Kigali reproche aujourd’hui à l’ONU de se fonder sur des preuves insuffisantes. "Vu de l’Afrique, ce rapport paraît très douteux", explique Albert Rudatsimburwa, directeur de contact FM, une importante radio privée du Rwanda pro-Kagamé. "Comment quelques personnes pourraient-elles couvrir tous les évènements sur presque un sous-continent comme l’ex-Zaïre sur une période de 10 ans en quelques semaines ?", s’étonne-t-il au micro de France 24.

"Il y a eu des guerres, et donc des victimes, certes. Mais j’ai l’impression qu’une partie de l’ONU cherche à se venger d’une situation à laquelle ils n’ont pas pu faire face. Que ce soit, au Rwanda, où ils n’ont pas pu stopper le génocide où dans l’est du Zaïre, où ils n’ont pas pu venir en aide aux réfugiés. Aujourd’hui, ce sont les mauvaises personnes qui pointent du doigt des personnes qui ne sont pas les responsables", poursuit-il.

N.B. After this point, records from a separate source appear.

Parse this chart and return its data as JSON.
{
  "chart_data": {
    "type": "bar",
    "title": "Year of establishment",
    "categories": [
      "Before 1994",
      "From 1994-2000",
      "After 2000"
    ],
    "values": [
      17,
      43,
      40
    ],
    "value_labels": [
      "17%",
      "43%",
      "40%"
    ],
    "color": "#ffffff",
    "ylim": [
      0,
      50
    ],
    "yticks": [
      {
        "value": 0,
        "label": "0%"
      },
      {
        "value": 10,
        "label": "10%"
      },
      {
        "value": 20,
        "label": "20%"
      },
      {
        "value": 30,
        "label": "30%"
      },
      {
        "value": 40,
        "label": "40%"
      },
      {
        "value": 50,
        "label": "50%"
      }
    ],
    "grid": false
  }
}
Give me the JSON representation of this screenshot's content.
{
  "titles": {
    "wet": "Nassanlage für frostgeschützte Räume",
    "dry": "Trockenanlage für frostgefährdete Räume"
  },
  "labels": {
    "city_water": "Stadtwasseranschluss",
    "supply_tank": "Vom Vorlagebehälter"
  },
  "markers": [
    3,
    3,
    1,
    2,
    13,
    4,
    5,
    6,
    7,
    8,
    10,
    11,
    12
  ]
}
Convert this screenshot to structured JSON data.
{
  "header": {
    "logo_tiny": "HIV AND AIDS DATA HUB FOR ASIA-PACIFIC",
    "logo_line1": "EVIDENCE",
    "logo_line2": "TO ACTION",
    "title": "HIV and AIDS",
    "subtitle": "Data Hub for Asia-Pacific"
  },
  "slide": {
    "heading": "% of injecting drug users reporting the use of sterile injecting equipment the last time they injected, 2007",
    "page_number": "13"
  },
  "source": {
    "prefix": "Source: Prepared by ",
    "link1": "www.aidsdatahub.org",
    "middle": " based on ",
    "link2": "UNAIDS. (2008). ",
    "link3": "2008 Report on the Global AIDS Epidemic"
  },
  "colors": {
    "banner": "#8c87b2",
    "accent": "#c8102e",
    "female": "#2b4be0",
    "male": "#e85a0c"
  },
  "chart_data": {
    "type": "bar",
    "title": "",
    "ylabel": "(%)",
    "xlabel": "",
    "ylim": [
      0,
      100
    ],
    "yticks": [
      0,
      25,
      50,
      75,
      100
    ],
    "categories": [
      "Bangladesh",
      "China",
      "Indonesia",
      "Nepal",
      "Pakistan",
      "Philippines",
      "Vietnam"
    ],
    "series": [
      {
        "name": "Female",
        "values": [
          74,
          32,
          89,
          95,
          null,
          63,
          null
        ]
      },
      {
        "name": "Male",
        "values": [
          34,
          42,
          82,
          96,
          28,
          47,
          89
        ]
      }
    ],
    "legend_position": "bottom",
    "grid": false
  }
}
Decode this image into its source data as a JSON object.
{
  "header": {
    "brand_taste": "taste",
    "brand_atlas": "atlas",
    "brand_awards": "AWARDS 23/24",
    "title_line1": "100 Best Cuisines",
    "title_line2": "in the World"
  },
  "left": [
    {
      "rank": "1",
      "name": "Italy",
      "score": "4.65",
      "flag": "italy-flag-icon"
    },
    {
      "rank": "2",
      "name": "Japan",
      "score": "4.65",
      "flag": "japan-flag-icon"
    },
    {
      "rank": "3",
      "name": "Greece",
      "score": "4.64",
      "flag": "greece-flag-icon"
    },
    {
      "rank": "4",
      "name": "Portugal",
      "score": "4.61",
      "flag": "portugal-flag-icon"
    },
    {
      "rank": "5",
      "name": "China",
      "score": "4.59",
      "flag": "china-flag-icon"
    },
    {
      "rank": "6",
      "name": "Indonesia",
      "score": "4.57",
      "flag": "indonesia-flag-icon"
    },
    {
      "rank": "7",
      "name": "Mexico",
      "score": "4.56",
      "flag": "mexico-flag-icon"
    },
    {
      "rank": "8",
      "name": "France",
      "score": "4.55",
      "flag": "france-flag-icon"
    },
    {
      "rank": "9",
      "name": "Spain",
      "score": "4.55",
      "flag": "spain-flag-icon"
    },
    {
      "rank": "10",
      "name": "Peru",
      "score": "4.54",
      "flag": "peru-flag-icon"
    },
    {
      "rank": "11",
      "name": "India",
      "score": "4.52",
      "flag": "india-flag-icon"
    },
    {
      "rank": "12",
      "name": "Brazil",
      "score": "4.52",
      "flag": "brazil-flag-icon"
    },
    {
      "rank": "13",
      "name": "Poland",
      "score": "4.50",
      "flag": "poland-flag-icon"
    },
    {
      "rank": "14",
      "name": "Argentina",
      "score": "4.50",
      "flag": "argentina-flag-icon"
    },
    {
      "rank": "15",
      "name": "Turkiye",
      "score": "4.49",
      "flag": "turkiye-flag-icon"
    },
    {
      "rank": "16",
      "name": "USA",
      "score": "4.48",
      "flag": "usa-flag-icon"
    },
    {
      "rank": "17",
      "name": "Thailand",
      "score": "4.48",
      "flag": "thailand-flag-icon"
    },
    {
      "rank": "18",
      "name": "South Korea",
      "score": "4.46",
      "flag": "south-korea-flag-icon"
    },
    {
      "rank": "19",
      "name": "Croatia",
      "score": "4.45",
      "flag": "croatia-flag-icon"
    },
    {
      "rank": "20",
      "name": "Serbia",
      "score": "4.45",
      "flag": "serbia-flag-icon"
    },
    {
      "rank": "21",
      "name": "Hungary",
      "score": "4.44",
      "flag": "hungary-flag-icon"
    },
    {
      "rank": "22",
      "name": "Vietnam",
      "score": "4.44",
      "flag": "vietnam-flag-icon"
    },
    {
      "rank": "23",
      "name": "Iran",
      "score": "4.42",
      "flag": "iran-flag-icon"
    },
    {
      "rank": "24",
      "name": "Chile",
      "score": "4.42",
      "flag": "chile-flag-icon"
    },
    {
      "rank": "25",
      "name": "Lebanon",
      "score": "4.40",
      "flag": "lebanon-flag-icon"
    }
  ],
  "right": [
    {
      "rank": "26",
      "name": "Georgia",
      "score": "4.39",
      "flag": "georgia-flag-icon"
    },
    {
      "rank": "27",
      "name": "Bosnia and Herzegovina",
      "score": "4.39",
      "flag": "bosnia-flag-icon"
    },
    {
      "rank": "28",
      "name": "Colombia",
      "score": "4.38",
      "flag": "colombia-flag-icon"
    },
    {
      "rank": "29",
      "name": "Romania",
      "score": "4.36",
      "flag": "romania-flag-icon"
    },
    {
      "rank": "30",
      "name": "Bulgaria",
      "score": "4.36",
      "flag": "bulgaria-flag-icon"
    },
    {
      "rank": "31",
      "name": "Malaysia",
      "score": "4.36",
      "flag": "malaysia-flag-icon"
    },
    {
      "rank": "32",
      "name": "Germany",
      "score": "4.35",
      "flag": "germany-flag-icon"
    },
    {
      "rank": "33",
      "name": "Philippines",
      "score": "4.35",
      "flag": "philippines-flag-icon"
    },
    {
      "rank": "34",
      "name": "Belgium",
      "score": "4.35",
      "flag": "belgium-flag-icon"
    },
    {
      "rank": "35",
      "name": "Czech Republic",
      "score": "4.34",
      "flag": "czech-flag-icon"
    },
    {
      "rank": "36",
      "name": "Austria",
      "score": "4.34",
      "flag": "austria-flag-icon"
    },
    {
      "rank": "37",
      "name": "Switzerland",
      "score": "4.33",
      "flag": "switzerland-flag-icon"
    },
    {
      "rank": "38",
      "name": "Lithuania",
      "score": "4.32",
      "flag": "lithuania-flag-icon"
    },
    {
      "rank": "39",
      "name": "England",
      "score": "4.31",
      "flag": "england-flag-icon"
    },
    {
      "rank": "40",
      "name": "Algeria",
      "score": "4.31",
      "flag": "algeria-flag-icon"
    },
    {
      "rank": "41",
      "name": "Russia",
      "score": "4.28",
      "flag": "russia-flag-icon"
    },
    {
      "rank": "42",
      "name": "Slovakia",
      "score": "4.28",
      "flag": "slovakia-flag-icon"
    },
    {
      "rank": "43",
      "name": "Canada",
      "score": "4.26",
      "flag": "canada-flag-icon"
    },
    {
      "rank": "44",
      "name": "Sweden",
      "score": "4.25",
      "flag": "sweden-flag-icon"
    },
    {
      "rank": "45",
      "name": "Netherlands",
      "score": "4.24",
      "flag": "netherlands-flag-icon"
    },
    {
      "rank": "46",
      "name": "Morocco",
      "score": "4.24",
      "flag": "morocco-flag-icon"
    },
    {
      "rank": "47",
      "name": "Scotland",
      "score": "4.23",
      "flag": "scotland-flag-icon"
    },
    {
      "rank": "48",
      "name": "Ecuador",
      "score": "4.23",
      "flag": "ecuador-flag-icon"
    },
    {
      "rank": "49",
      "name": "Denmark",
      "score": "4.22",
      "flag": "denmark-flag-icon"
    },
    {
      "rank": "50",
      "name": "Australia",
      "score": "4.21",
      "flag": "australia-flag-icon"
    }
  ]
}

Peu après la fin du génocide de 1994, le Rwanda s'est senti menacé par la présence de ces réfugiés à la frontière, parmi lesquels se trouvaient d’anciens génocidaires. Lorsque les forces rwandaises ont passé la frontière pour soutenir la rébellion congolaise, en guerre contre les autorités en place de 1996 à 1998, elles se sont par conséquent livrées à des violences contre les hutus dans l’est du Congo.

La théorie du "double génocide"

Dans son commentaire officiel sur le rapport, Kigali accuse aussi les Nations unies de chercher à "valider la théorie du double génocide", fondée sur le fait que l’armée aurait mis en place des représailles contre les hutus ayant fui dans l’est du Zaïre voisin.

Ces actes sont aujourd’hui au cœur de l’enquête menée par l’ONU, dont les conclusions sont publiées ce vendredi. Dans ce texte de 550 pages, les Nations unies détaillent une liste de 617 crimes graves ayant provoqué des dizaines de milliers de morts de civils entre 1993 et 2003. Il porte notamment sur des tueries, des viols et des pillages, qui, selon l’ONU, ont été perpétrés par des mouvements de rébellion, mais aussi par des armées nationales comme celles du Zaïre, de l’Angola, du Zimbabwe, et surtout celle du Rwanda.

Aujourd'hui, ces crimes pourraient être qualifiés, par la justice internationale, de "génocide". "Cette question ne peut être tranchée que par un tribunal compétent", a insisté le Haut commissaire aux droits de l'homme, Navi Pillay, lors de la divulgation du texte.